Considering that's how Lucas described the Star Wars franchise, yes. But I can no longer count the number of times some manchild toy collector has disagreed with the term.

>I can't understand contextual hints

Are you simple or something? This isn't a matter of being intelligent, it's a matter of being dumb. I know chavs who have read Malazan and understood it based on my recommendation. There are people who dropped out of school when they were 13 and could barely read a newspaper before they came to me.

It's not some massive exercise in cryptography. It doesn't take much to work out what the named thing is based on how it is being used, and it's setting the scene for a ton of worldbulding that takes place as you read, rather than forcing massive amounts of exposition down the reader's throat before starting anything. I thought it was quite a refreshing changeup.
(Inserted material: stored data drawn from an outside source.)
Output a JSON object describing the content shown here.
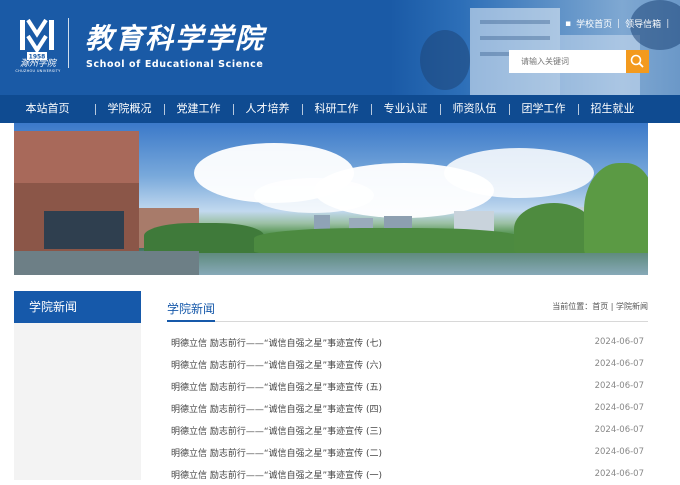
{
  "header": {
    "emblem_text": "1958",
    "school_name_cn": "滁州学院",
    "school_name_en": "CHUZHOU UNIVERSITY",
    "college_name_cn": "教育科学学院",
    "college_name_en": "School of Educational Science",
    "top_links": [
      "学校首页",
      "领导信箱"
    ],
    "search_placeholder": "请输入关键词",
    "colors": {
      "header_bg": "#1a5aa6",
      "nav_bg": "#0f4b91",
      "search_button": "#f39a1e"
    }
  },
  "nav": {
    "items": [
      "本站首页",
      "学院概况",
      "党建工作",
      "人才培养",
      "科研工作",
      "专业认证",
      "师资队伍",
      "团学工作",
      "招生就业"
    ]
  },
  "sidebar": {
    "title": "学院新闻"
  },
  "main": {
    "section_title": "学院新闻",
    "breadcrumb": {
      "prefix": "当前位置：",
      "home": "首页",
      "separator": "|",
      "current": "学院新闻"
    },
    "news": [
      {
        "title": "明德立信 励志前行——“诚信自强之星”事迹宣传 (七)",
        "date": "2024-06-07"
      },
      {
        "title": "明德立信 励志前行——“诚信自强之星”事迹宣传 (六)",
        "date": "2024-06-07"
      },
      {
        "title": "明德立信 励志前行——“诚信自强之星”事迹宣传 (五)",
        "date": "2024-06-07"
      },
      {
        "title": "明德立信 励志前行——“诚信自强之星”事迹宣传 (四)",
        "date": "2024-06-07"
      },
      {
        "title": "明德立信 励志前行——“诚信自强之星”事迹宣传 (三)",
        "date": "2024-06-07"
      },
      {
        "title": "明德立信 励志前行——“诚信自强之星”事迹宣传 (二)",
        "date": "2024-06-07"
      },
      {
        "title": "明德立信 励志前行——“诚信自强之星”事迹宣传 (一)",
        "date": "2024-06-07"
      }
    ]
  }
}
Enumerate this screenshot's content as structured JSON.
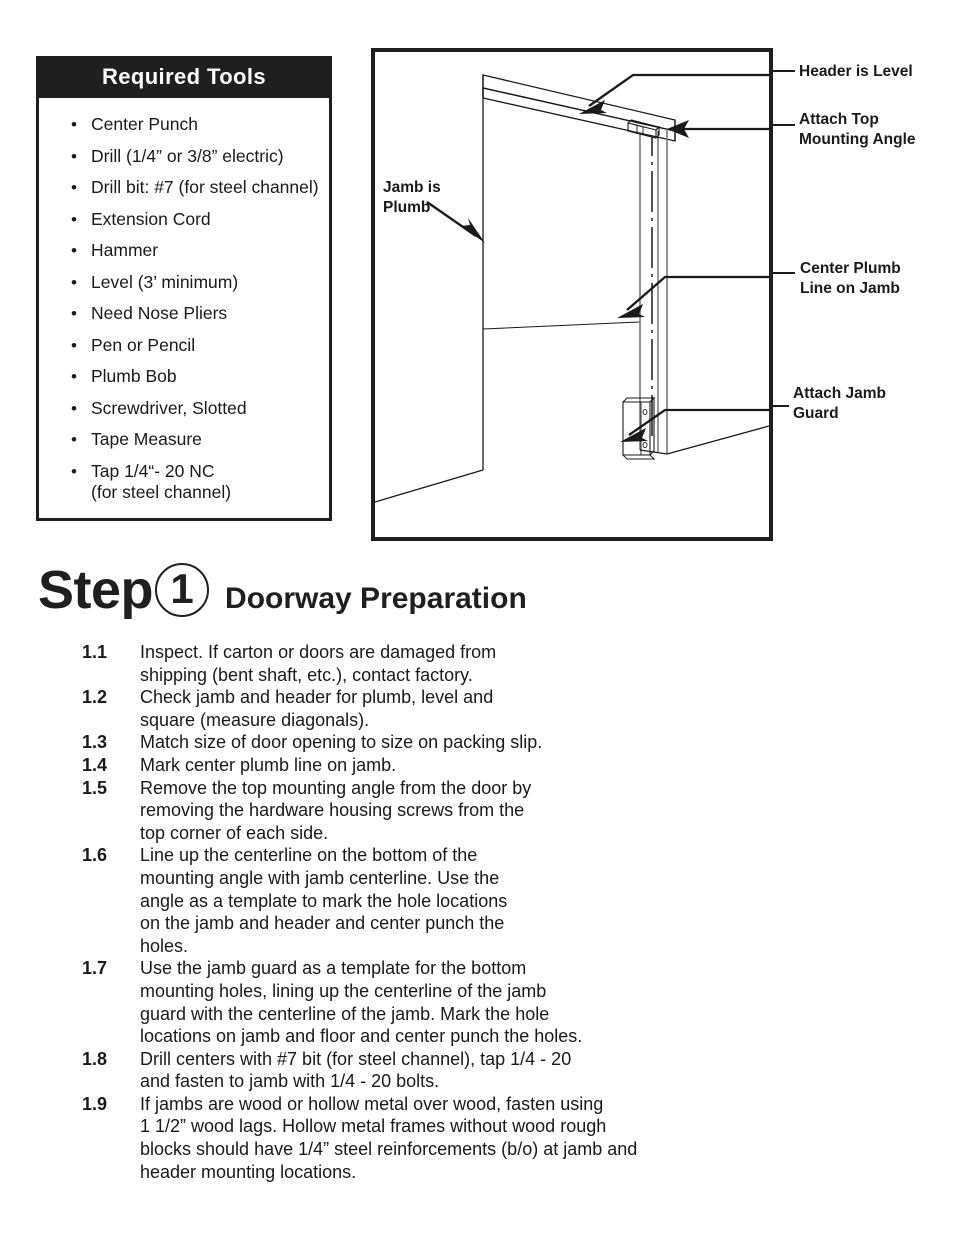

There are plenty of valid reasons to dislike Malazan and I can totally understand getting to the end of the first book and deciding it's not for you, but at this point you're basically spouting shit about something you barely even sampled.

Readership.

>I thought it was quite a refreshing changeup.
From what? It reads like anything that thinks it's so great and clever it doesn't have to make an effort to be interesting.

Hell, it reads like just about everything *I* wrote as a smug-ass teenager.

>you're basically spouting shit about something you barely even sampled.
If it takes several hundred pages for something to become even vaguely readable, it's not good.

w- ww w- why are Pratchett's colours fading out

It's called investment. You need to put something into the series if you want to get anything out.

alzheimer's

>Hell, it reads like just about everything *I* wrote as a smug-ass teenager.
Don't hold us in suspense user, share your amazing stories with us.